Recipe: the perfect roast pheasant

Serves two

1 pheasant

6 rashers streaky bacon

half a pint of milk

Four large handfuls of stale white breadcrumbs

Large packet good-quality crisps

Brussels sprouts for two

2 shallots

12 cloves

Butter, salt and pepper

Stick the cloves into peeled shallots, pour the milk over them and leave to infuse in the milk on the back of the Aga (or on

a coolish radiator). After a couple of hours, add enough breadcrumbs to create a sloppy, but not liquid sauce. Leave to infuse again, off the heat. To serve, take out the shallots and cloves, add a walnut of butter and warm.

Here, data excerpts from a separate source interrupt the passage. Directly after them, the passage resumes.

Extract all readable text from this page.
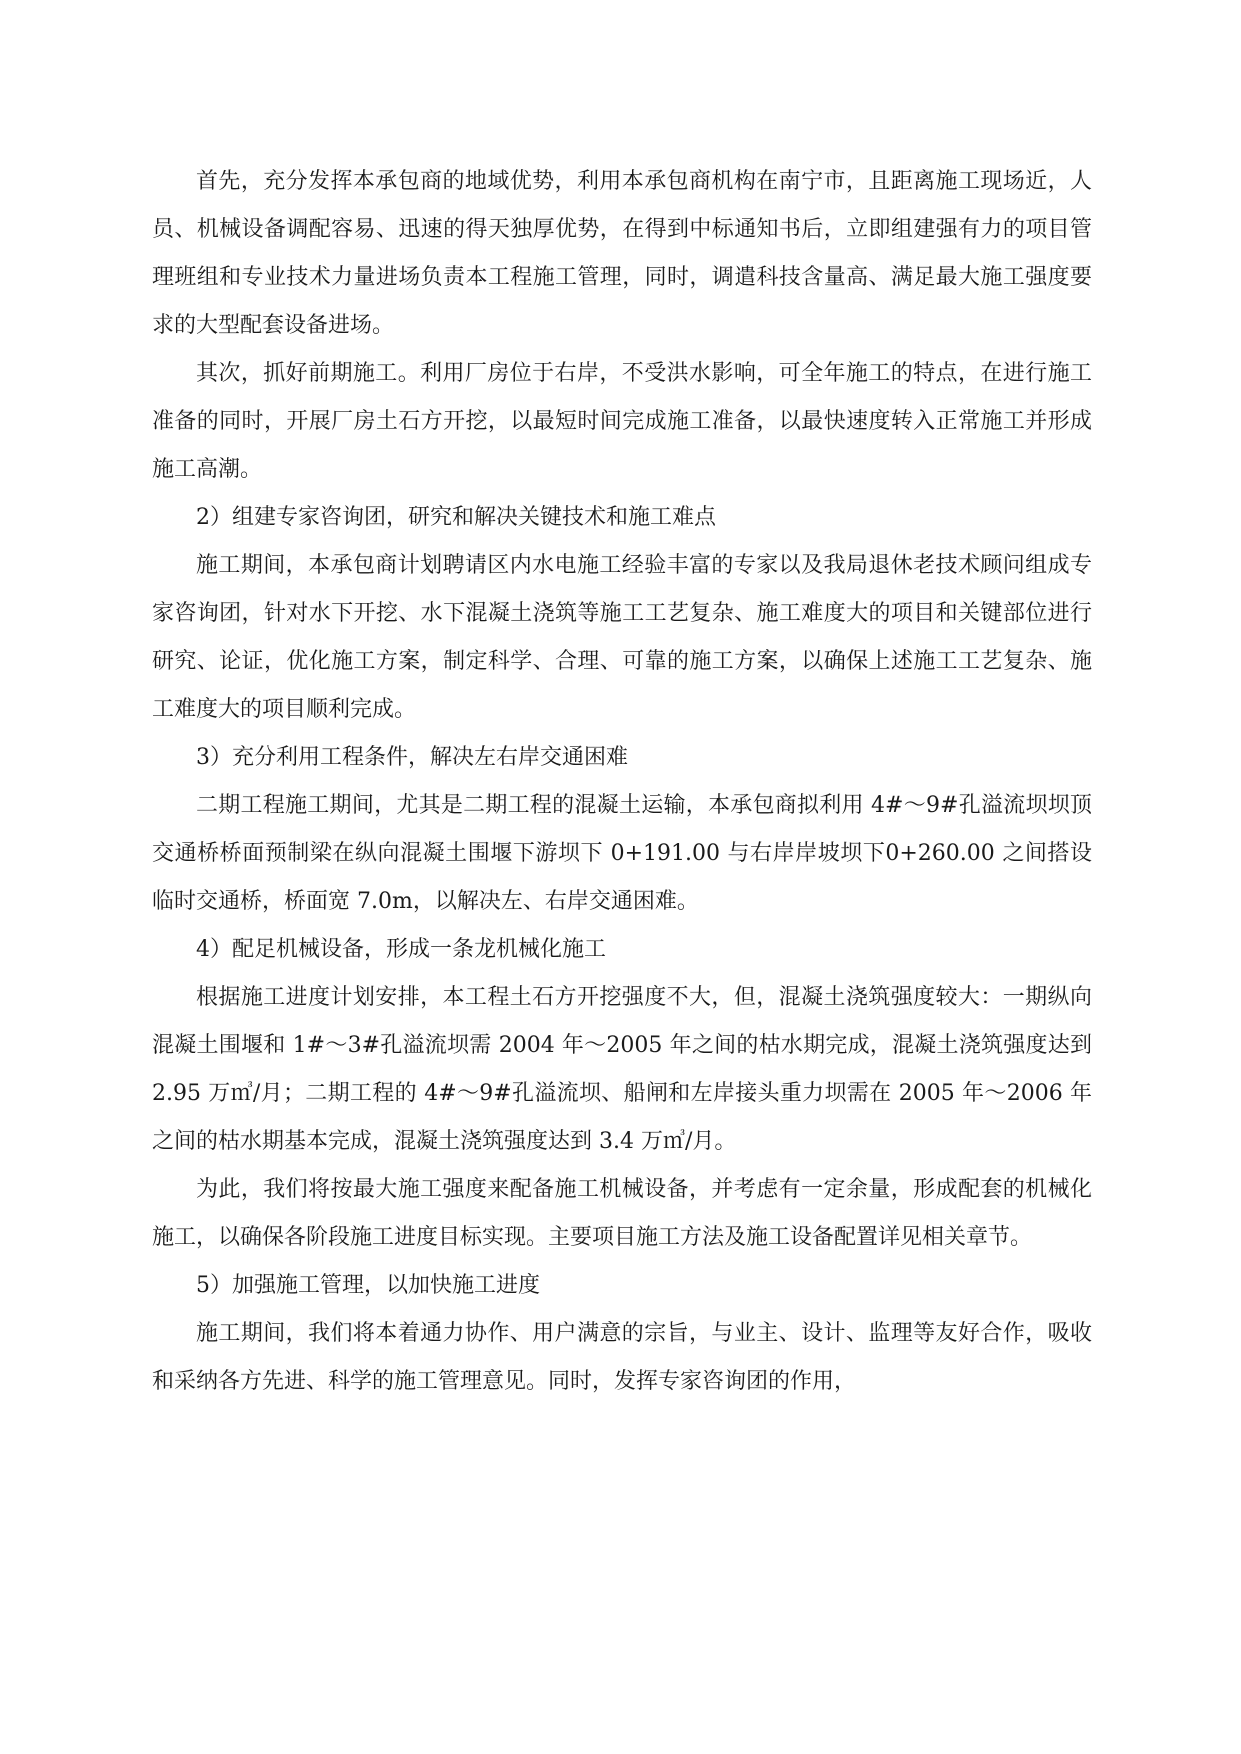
首先，充分发挥本承包商的地域优势，利用本承包商机构在南宁市，且距离施工现场近，人员、机械设备调配容易、迅速的得天独厚优势，在得到中标通知书后，立即组建强有力的项目管理班组和专业技术力量进场负责本工程施工管理，同时，调遣科技含量高、满足最大施工强度要求的大型配套设备进场。

其次，抓好前期施工。利用厂房位于右岸，不受洪水影响，可全年施工的特点，在进行施工准备的同时，开展厂房土石方开挖，以最短时间完成施工准备，以最快速度转入正常施工并形成施工高潮。

2）组建专家咨询团，研究和解决关键技术和施工难点

施工期间，本承包商计划聘请区内水电施工经验丰富的专家以及我局退休老技术顾问组成专家咨询团，针对水下开挖、水下混凝土浇筑等施工工艺复杂、施工难度大的项目和关键部位进行研究、论证，优化施工方案，制定科学、合理、可靠的施工方案，以确保上述施工工艺复杂、施工难度大的项目顺利完成。

3）充分利用工程条件，解决左右岸交通困难

二期工程施工期间，尤其是二期工程的混凝土运输，本承包商拟利用 4#～9#孔溢流坝坝顶交通桥桥面预制梁在纵向混凝土围堰下游坝下 0+191.00 与右岸岸坡坝下0+260.00 之间搭设临时交通桥，桥面宽 7.0m，以解决左、右岸交通困难。

4）配足机械设备，形成一条龙机械化施工

根据施工进度计划安排，本工程土石方开挖强度不大，但，混凝土浇筑强度较大：一期纵向混凝土围堰和 1#～3#孔溢流坝需 2004 年～2005 年之间的枯水期完成，混凝土浇筑强度达到 2.95 万㎥/月；二期工程的 4#～9#孔溢流坝、船闸和左岸接头重力坝需在 2005 年～2006 年之间的枯水期基本完成，混凝土浇筑强度达到 3.4 万㎥/月。

为此，我们将按最大施工强度来配备施工机械设备，并考虑有一定余量，形成配套的机械化施工，以确保各阶段施工进度目标实现。主要项目施工方法及施工设备配置详见相关章节。

5）加强施工管理，以加快施工进度

施工期间，我们将本着通力协作、用户满意的宗旨，与业主、设计、监理等友好合作，吸收和采纳各方先进、科学的施工管理意见。同时，发挥专家咨询团的作用，
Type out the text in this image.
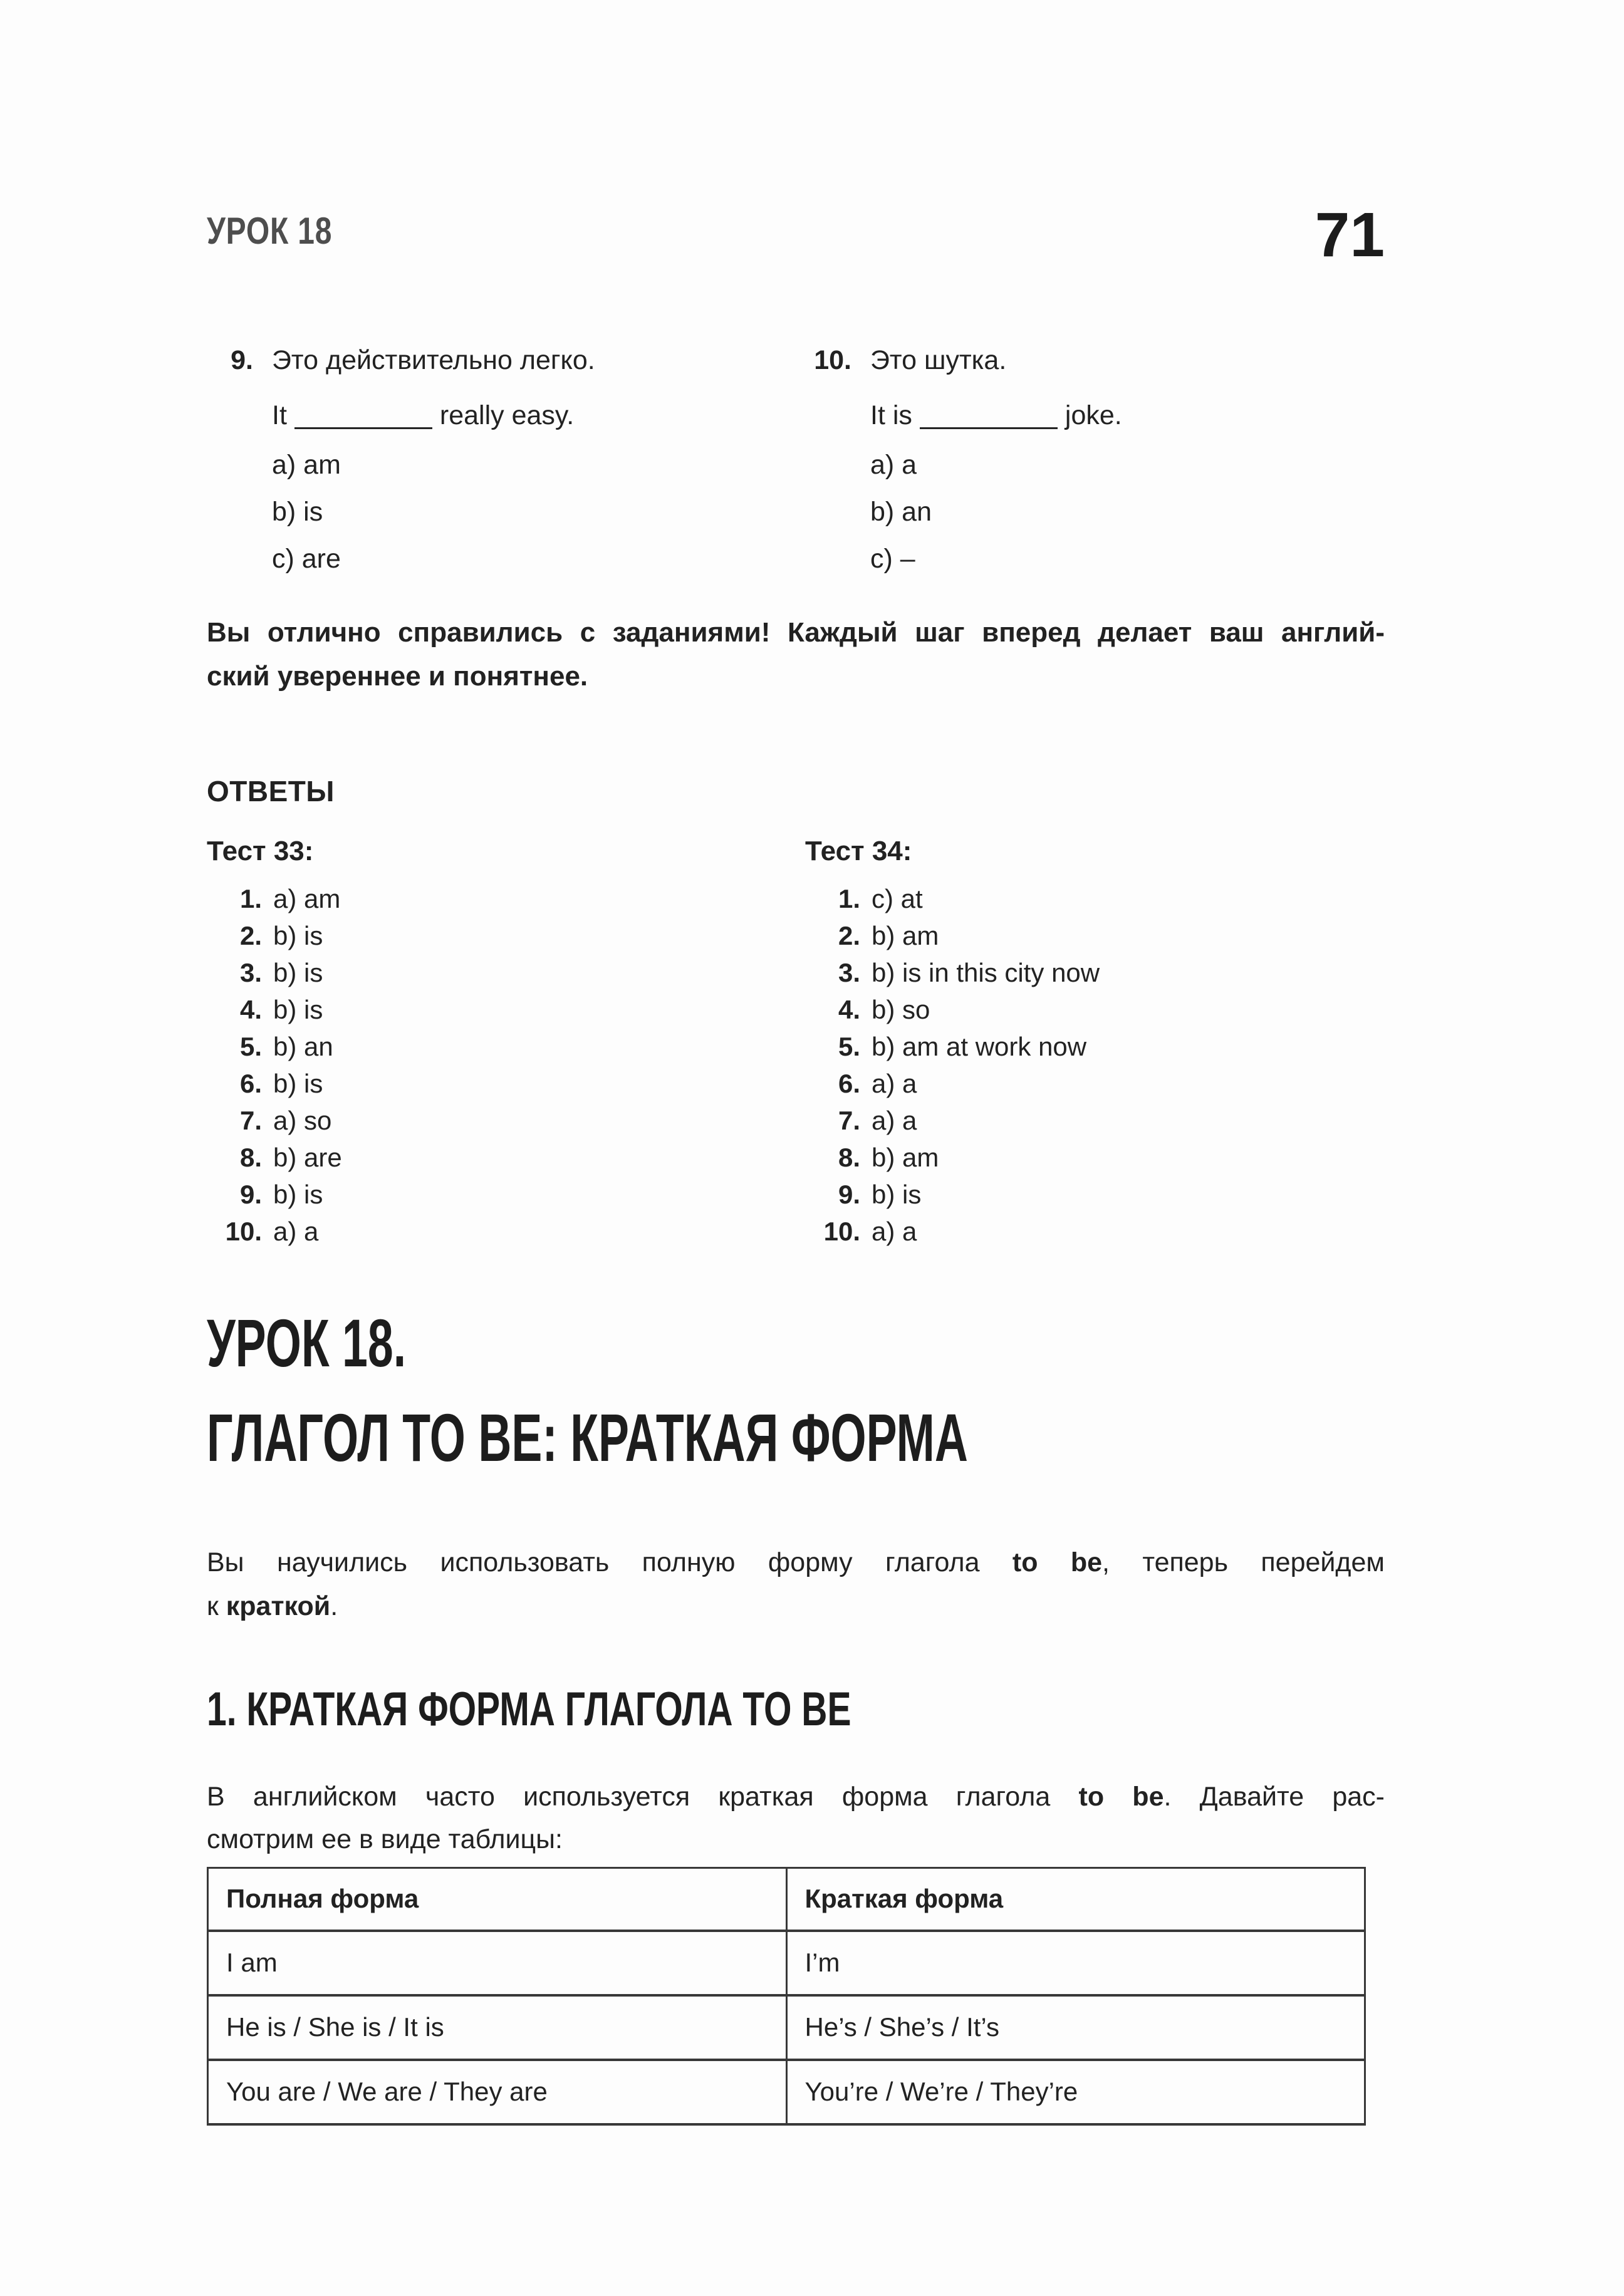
УРОК 18	71
9. Это действительно легко.
It	really easy.
a) am
b) is
c) are
10. Это шутка.
It is	joke.
a) a
b) an
c) –
Вы отлично справились с заданиями! Каждый шаг вперед делает ваш англий-
ский увереннее и понятнее.
ОТВЕТЫ
Тест 33:
1. a) am
2. b) is
3. b) is
4. b) is
5. b) an
6. b) is
7. a) so
8. b) are
9. b) is
10. a) a
Тест 34:
1. c) at
2. b) am
3. b) is in this city now
4. b) so
5. b) am at work now
6. a) a
7. a) a
8. b) am
9. b) is
10. a) a
УРОК 18.
ГЛАГОЛ TO BE: КРАТКАЯ ФОРМА
Вы научились использовать полную форму глагола to be, теперь перейдем
к краткой.
1. КРАТКАЯ ФОРМА ГЛАГОЛА TO BE
В английском часто используется краткая форма глагола to be. Давайте рас-
смотрим ее в виде таблицы:
Полная форма	Краткая форма
I am	I’m
He is / She is / It is	He’s / She’s / It’s
You are / We are / They are	You’re / We’re / They’re
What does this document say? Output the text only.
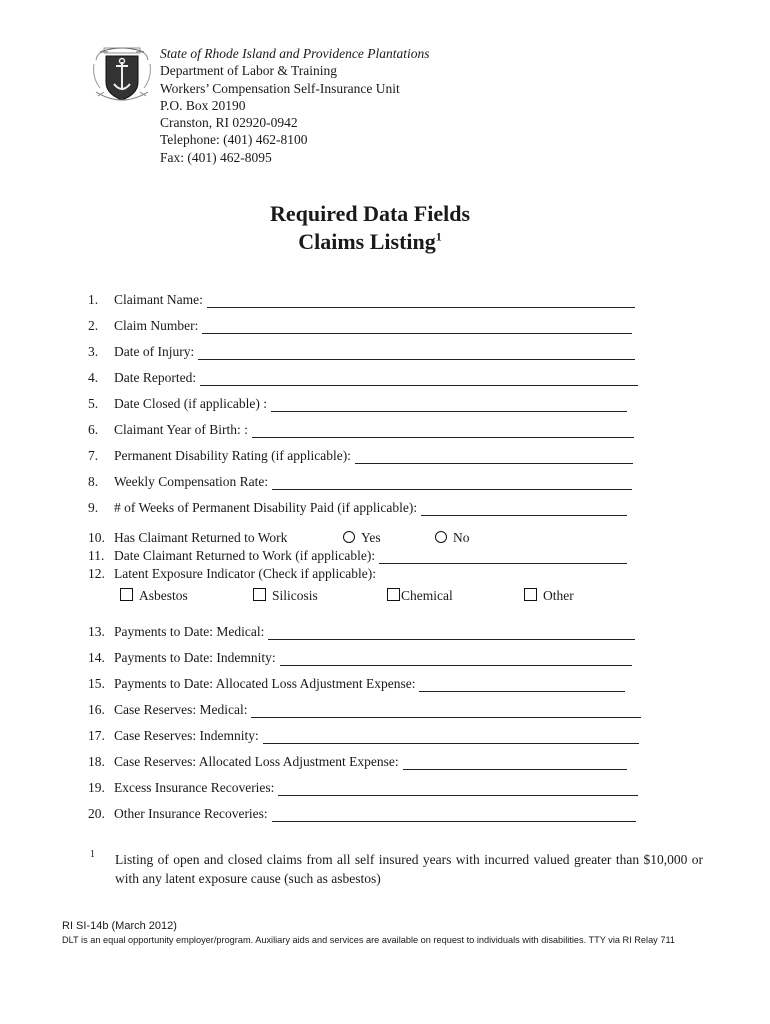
State of Rhode Island and Providence Plantations
Department of Labor & Training
Workers’ Compensation Self-Insurance Unit
P.O. Box 20190
Cranston, RI 02920-0942
Telephone: (401) 462-8100
Fax: (401) 462-8095
Required Data Fields
Claims Listing$^1$
1.	Claimant Name:
2.	Claim Number:
3.	Date of Injury:
4.	Date Reported:
5.	Date Closed (if applicable) :
6.	Claimant Year of Birth: :
7.	Permanent Disability Rating (if applicable):
8.	Weekly Compensation Rate:
9.	# of Weeks of Permanent Disability Paid (if applicable):
10. Has Claimant Returned to Work	Yes	No
11. Date Claimant Returned to Work (if applicable):
12. Latent Exposure Indicator (Check if applicable):
Asbestos	Silicosis	Chemical	Other
13. Payments to Date: Medical:
14. Payments to Date: Indemnity:
15. Payments to Date: Allocated Loss Adjustment Expense:
16. Case Reserves: Medical:
17. Case Reserves: Indemnity:
18. Case Reserves: Allocated Loss Adjustment Expense:
19. Excess Insurance Recoveries:
20. Other Insurance Recoveries:
1 Listing of open and closed claims from all self insured years with incurred valued greater than $10,000 or with any latent exposure cause (such as asbestos)
RI SI-14b (March 2012)
DLT is an equal opportunity employer/program. Auxiliary aids and services are available on request to individuals with disabilities. TTY via RI Relay 711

This is the bread sauce.

Fry the remaining breadcrumbs in another walnut of butter until browned and crisp. Roast the pheasant, with the bacon over the breast, in a little butter for 45?60 minutes, until done. Peel and boil the sprouts; warm the crisps.

And that’s all, for a perfect roast pheasant, served with bacon, breadcrumbs, sprouts, crisps and bread sauce. It’s extremely easy as the sauce and crumbs can be done well in advance, and it’s pretty cheap for a festive dish, too.

For good old English dishes (or exotically foreign ones as they seemed then), try the National Federation of Women’s Institutes Poultry and Game (1960). It includes rook and squirrel. I guarantee any copy you find will be well used. Mine is.